One other point deserves mention. Many of the Selected writings as well as the book itself were sponsored or financed both by universities, museums and government agencies and by art dealers. The acknowledgments on p. 10 are an honor list of institutions, galleries and individuals who do themselves credit by supporting the work of this independent-minded and uncompromising art historian.
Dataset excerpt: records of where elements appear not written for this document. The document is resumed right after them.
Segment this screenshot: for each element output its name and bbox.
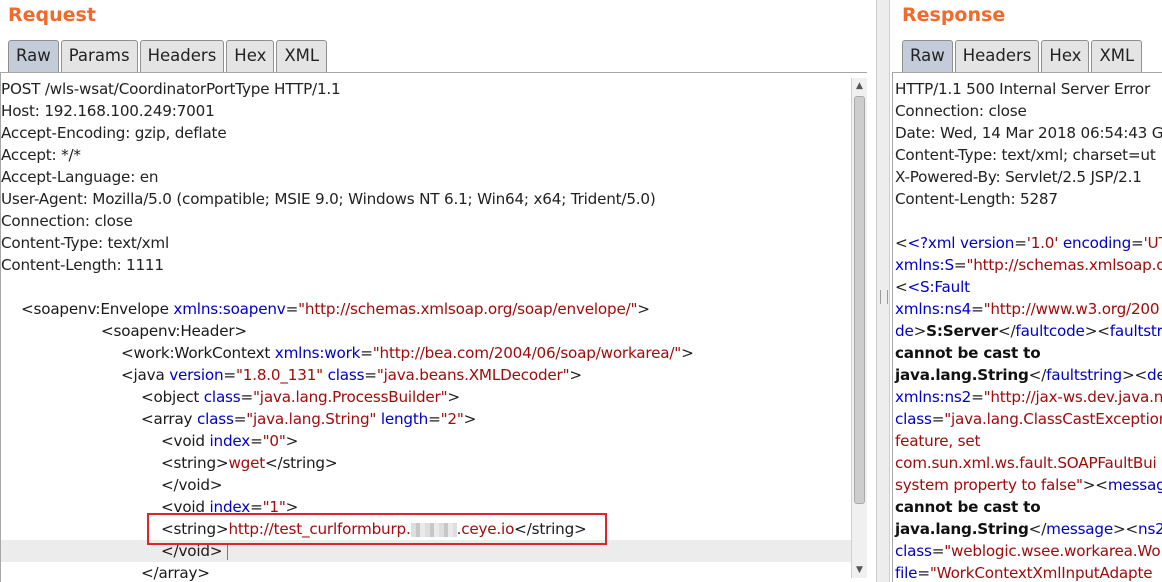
tab-params[interactable]: Params (60, 40, 138, 72)
xml-workcontext-line: <work:WorkContext xmlns:work="http://bea… (121, 344, 694, 362)
request-editor[interactable]: POST /wls-wsat/CoordinatorPortType HTTP/… (0, 72, 867, 582)
response-body-line: feature, set (895, 432, 981, 450)
response-body-line: cannot be cast to (895, 344, 1041, 362)
response-body-line: file="WorkContextXmlInputAdapte (895, 564, 1153, 582)
xml-envelope-line: <soapenv:Envelope xmlns:soapenv="http://… (21, 300, 650, 318)
xml-void1-line: <void index="1"> (161, 498, 299, 516)
date-header: Date: Wed, 14 Mar 2018 06:54:43 G (895, 124, 1162, 142)
response-body-line: <<S:Fault (895, 278, 970, 296)
user-agent-header: User-Agent: Mozilla/5.0 (compatible; MSI… (1, 190, 656, 208)
tab-xml[interactable]: XML (276, 40, 328, 72)
connection-header: Connection: close (895, 102, 1027, 120)
request-tabs: Raw Params Headers Hex XML (8, 40, 329, 72)
accept-language-header: Accept-Language: en (1, 168, 159, 186)
xml-header-line: <soapenv:Header> (101, 322, 247, 340)
tab-hex[interactable]: Hex (1041, 40, 1090, 72)
xml-void-close-line: </void> (161, 476, 223, 494)
response-body-line: class="weblogic.wsee.workarea.Wo (895, 542, 1161, 560)
accept-header: Accept: */* (1, 146, 81, 164)
tab-headers[interactable]: Headers (954, 40, 1040, 72)
content-length-header: Content-Length: 5287 (895, 190, 1058, 208)
xml-wget-line: <string>wget</string> (161, 454, 338, 472)
xml-object-line: <object class="java.lang.ProcessBuilder"… (141, 388, 460, 406)
request-vertical-scrollbar[interactable]: ▲ ▼ (851, 78, 867, 578)
response-pane: Response Raw Headers Hex XML HTTP/1.1 50… (890, 0, 1162, 582)
response-body-line: class="java.lang.ClassCastException (895, 410, 1162, 428)
response-title: Response (902, 4, 1006, 26)
splitter-grip-icon[interactable] (880, 290, 888, 304)
response-body-line: cannot be cast to (895, 498, 1041, 516)
scroll-thumb[interactable] (854, 96, 865, 504)
status-line: HTTP/1.1 500 Internal Server Error (895, 80, 1150, 98)
powered-by-header: X-Powered-By: Servlet/2.5 JSP/2.1 (895, 168, 1142, 186)
content-type-header: Content-Type: text/xml (1, 234, 170, 252)
scroll-down-icon[interactable]: ▼ (852, 562, 867, 578)
response-body-line: de>S:Server</faultcode><faultstri (895, 322, 1162, 340)
tab-hex[interactable]: Hex (226, 40, 275, 72)
response-tabs: Raw Headers Hex XML (902, 40, 1144, 72)
xml-void0-line: <void index="0"> (161, 432, 299, 450)
request-title: Request (8, 4, 96, 26)
accept-encoding-header: Accept-Encoding: gzip, deflate (1, 124, 227, 142)
tab-headers[interactable]: Headers (139, 40, 225, 72)
response-body-line: xmlns:ns2="http://jax-ws.dev.java.n (895, 388, 1162, 406)
xml-java-line: <java version="1.8.0_131" class="java.be… (121, 366, 582, 384)
connection-header: Connection: close (1, 212, 133, 230)
host-header: Host: 192.168.100.249:7001 (1, 102, 215, 120)
response-body-line: java.lang.String</faultstring><de (895, 366, 1162, 384)
response-body-line: <<?xml version='1.0' encoding='UTF (895, 234, 1162, 252)
response-body-line: xmlns:ns4="http://www.w3.org/200 (895, 300, 1160, 318)
response-body-line: com.sun.xml.ws.fault.SOAPFaultBui (895, 454, 1157, 472)
redacted-text (410, 522, 457, 537)
response-body-line: system property to false"><messag (895, 476, 1162, 494)
text-caret (226, 543, 229, 560)
content-length-header: Content-Length: 1111 (1, 256, 164, 274)
xml-array-line: <array class="java.lang.String" length="… (141, 410, 477, 428)
pane-splitter[interactable] (876, 0, 890, 582)
content-type-header: Content-Type: text/xml; charset=ut (895, 146, 1156, 164)
scroll-up-icon[interactable]: ▲ (852, 78, 867, 94)
xml-array-close-line: </array> (141, 564, 210, 582)
tab-raw[interactable]: Raw (902, 40, 953, 72)
request-line: POST /wls-wsat/CoordinatorPortType HTTP/… (1, 80, 341, 98)
request-pane: Request Raw Params Headers Hex XML POST … (0, 0, 876, 582)
response-body-line: java.lang.String</message><ns2: (895, 520, 1162, 538)
response-editor[interactable]: HTTP/1.1 500 Internal Server Error Conne… (892, 72, 1162, 582)
xml-url-line: <string>http://test_curlformburp. .ceye.i… (161, 520, 587, 538)
response-body-line: xmlns:S="http://schemas.xmlsoap.o (895, 256, 1162, 274)
xml-void-close-current-line: </void> (1, 540, 867, 562)
tab-xml[interactable]: XML (1091, 40, 1143, 72)
tab-raw[interactable]: Raw (8, 40, 59, 72)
[Text originally published via garyschwartzarthistorian.nl.]
February 1, 2023:
After the death of Albert’s wife Alice in 2008, Albert went into a physical decline which she, a nurse, would not have allowed to happen. Although he never lost his sharpness of intellect, everything else fell away bit by bit, so that he spent his final two years in nursing homes, in rooms with no books or even tv. Mercifully, he did not seem to mind very much, and was able to keep himself entertained with his own thoughts and memories. His sons Anne and Bas and especially his daughter Lucine did what they could to keep him afloat. At his funeral in the Kloosterkerk in The Hague, his brother Wolter could give us the solace of telling that Albert’s last words to him were “Goed, goed.”
My last museum visit with Albert – and my wife Loekie – took place on February 4, 2020. He was still living in his house on the Koningsplein in The Hague. We drove Albert to the Bredius Museum to see the exhibition of the Inder Rieden collection of seascape paintings, which he was able to take in entirely, in a shuffling pace. Afterwards we went out to his favorite neighborhood restaurant, Da Sebastiano. I don’t think we talked about it, but the visit could have brought to mind two of Albert’s everlasting contributions to Dutch museology: his catalogue of the paintings in the Bredius Museum and his campaign to rejoin, and keep for the museum, the dismembered halves of Jan Steen’s Wedding Night of Tobias and Sarah, one of the great old master stories of our time.
Albert had a lot of memories to savor. And he left me, his senior by four days in mid-June 1940, with a rich shared store of my own.